Colocar uma das músicas mais famosas
do rock nacional nas telonas não seria uma tarefa fácil. E realmente não foi.
Abusando da liberdade poética e carregando a mão na crítica social, o filme Faroeste Caboclo –
baseado na música da banda Legião Urbana,
criada por Renato Russo, foge um pouco da história original, omite cenas,
aprofunda outros pontos, homenageia de forma explícita Quentin Tarantino e, por incrível que pareça, mostra um roteiro
seguro e verossímil.
A saga de João de Santo Cristo que saiu da miséria do interior da Bahia e foi para Brasília-DF atravessou gerações e mostra que, apesar de vivermos em
contexto completamente diferente, as drogas, a rebeldia e a gritante diferença
social (e cultural) da nossa sociedade continuam. Chega a ser perturbador ver
tanta cena de consumo explícito de drogas e o quanto burguesia faz questão de “tampar
o sol com a peneira” diante dos problemas, da sua juventude sem limite e
alienada. Assista o trailer:
O diretor René Sampaio foi ousado em
trazer elementos de Tarantino para um filme nacional, tais como a vingança, os
filtros nas cenas, as cores e o realismo visceral das obras do diretor
norte-americano. É interessante ver nas telonas a capital federal sendo
retratada de maneira urbana, reflexiva e o quanto o seu planejamento deixou a
sua população tão segmentada entre as classes. Tudo bem que o filme se passa no
final da década de 1970 e início dos anos 1980, mas é possível perceber
elementos atuais e de crítica à nossa juventude que viveu o “boom” da sua fase
sexo, drogas e rock in roll.
As referências colocadas no filme Faroeste Caboclo – e até
pelo fato do protagonista ser um anti-herói negro, lembram muito o filme Django, de Tarantino, lançado no início
deste ano e vencedor do Oscar. João de
Santo Cristo é um anti-herói negro brasileiro, alguém que saiu da pobreza
extrema do interior, que viu o pais morrerem pela desigualdade social e
encontrou na vingança (e porque não dizer no tráfico de drogas) uma espécie de
justiça social.
Isis Valverde interpreta a mocinha Maria Lúcia e Fabrício Boliveira faz o protagonista do filme Faraoeste Caboclo. |
Fabrício Boliveira, Isis Valverde e
Felipe Abib estão muito bem em cena e conseguiram – cada um a sua forma,
construir personagens fortes que em nada lembram trabalhos anteriores. Os
atores Fabrício Boliveira – que vive João
de Santo Cristo, passa tanta verdade nos olhos e no gesticular, que
impressiona; e Isis Valverde faz uma mocinha que se posiciona e não fica apenas
sofrendo diante das situações.
Já Felipe Abib, que interpreta Jeremias,
o antagonista da história, nos surpreende por se mostrar capaz de fazer
personagens densos e dramáticos, se preocupando em construir uma figura
completamente diferente a cada personagem, seja no físico, no gesticular ou até
mesmo na fala. O
ator, que veio da comédia, construiu um Jeremias bem próximo da
realidade, cheio de traços psicóticos, narcisistas e completamente tresloucado.

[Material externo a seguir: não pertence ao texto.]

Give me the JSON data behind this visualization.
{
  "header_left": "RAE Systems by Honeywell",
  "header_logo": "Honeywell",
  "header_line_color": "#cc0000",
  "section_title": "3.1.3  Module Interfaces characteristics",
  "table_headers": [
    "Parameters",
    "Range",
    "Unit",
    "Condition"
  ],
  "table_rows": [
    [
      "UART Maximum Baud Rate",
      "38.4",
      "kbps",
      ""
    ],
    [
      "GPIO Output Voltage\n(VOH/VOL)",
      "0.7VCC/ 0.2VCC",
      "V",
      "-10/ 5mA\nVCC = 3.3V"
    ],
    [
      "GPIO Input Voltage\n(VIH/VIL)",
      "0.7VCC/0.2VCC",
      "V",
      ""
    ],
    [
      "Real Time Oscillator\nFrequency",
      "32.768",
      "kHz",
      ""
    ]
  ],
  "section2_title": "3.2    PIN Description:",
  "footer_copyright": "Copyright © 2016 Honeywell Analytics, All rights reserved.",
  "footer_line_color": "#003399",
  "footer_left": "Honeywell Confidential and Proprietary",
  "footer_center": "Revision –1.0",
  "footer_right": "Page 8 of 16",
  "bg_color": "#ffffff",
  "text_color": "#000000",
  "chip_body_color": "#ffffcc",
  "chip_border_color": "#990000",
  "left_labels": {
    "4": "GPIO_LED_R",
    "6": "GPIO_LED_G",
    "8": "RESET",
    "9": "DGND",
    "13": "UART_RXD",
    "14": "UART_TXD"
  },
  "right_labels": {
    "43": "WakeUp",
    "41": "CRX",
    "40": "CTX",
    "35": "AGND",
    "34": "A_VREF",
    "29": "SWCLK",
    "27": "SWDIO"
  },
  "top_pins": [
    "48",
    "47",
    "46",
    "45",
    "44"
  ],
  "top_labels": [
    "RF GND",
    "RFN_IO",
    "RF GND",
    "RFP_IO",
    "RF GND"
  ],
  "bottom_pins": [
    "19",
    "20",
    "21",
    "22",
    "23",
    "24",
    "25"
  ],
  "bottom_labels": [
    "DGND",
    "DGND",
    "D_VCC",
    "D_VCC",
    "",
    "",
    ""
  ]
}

É, sem dúvida, um dos seus melhores papeis até hoje, diga-se de passagem.
O ator Felipe Abib interpreta o vilão Jeremias no filme Faraoeste Caboclo. |
Os roteiristas Marcos Bernstein e
Victor Atherino fizeram um roteiro bem amarrado. Souberam colocar de forma
correta os flashbacks a ponto do público conseguir entender o passado e o
presente da história. Também conseguiram injetar romance e drama, na forma como
conduziu a apresentação de personagens essencialmente importantes como Pablo,
Maria Lúcia e Jeremias. As referências à Django de Tarantino são tantas que
chega em uma parte do filme que o espectador torce para João tocar fogo na casa
de Jeremias ou pelo menos ter uma passagem digna de revanche.
Mas, “João de Santo
Cristo era santo porque sabia morrer”, já cantava Renato Russo. E o
público já sabe que o final da história não é feliz como em Django. João morreu em um duelo com
todos os elementos possíveis de um bom western. Talvez, o maior equívoco do
filme, foi quando os roteiristas optaram por omitir aquilo que poderia ser uma
das tantas críticas que a letra carrega: o sensacionalismo da cobertura
jornalística.
Os atores César Troncoso e Fabrício Boliveira interpretam Pablo e João de Santo Cristo, respectivamente, no filme. |
João era bandido conhecido na cidade
e o duelo foi televisionado, como canta a letra da música. No filme, não
houve nada disso: nem repórter de TV, nem sorveteiro, nem o povo aplaudindo.
Optou-se por um final shakespeariano onde João, Maria Lúcia e Jeremias morrem,
numa espécie de redenção, sem ninguém ver. Não foi sem sentido, mas fugiu da
letra original. Para quem esperava ver um clipe transformado em filme se
decepcionou ou se entusiasmou. O nível do cinema brasileiro melhorou.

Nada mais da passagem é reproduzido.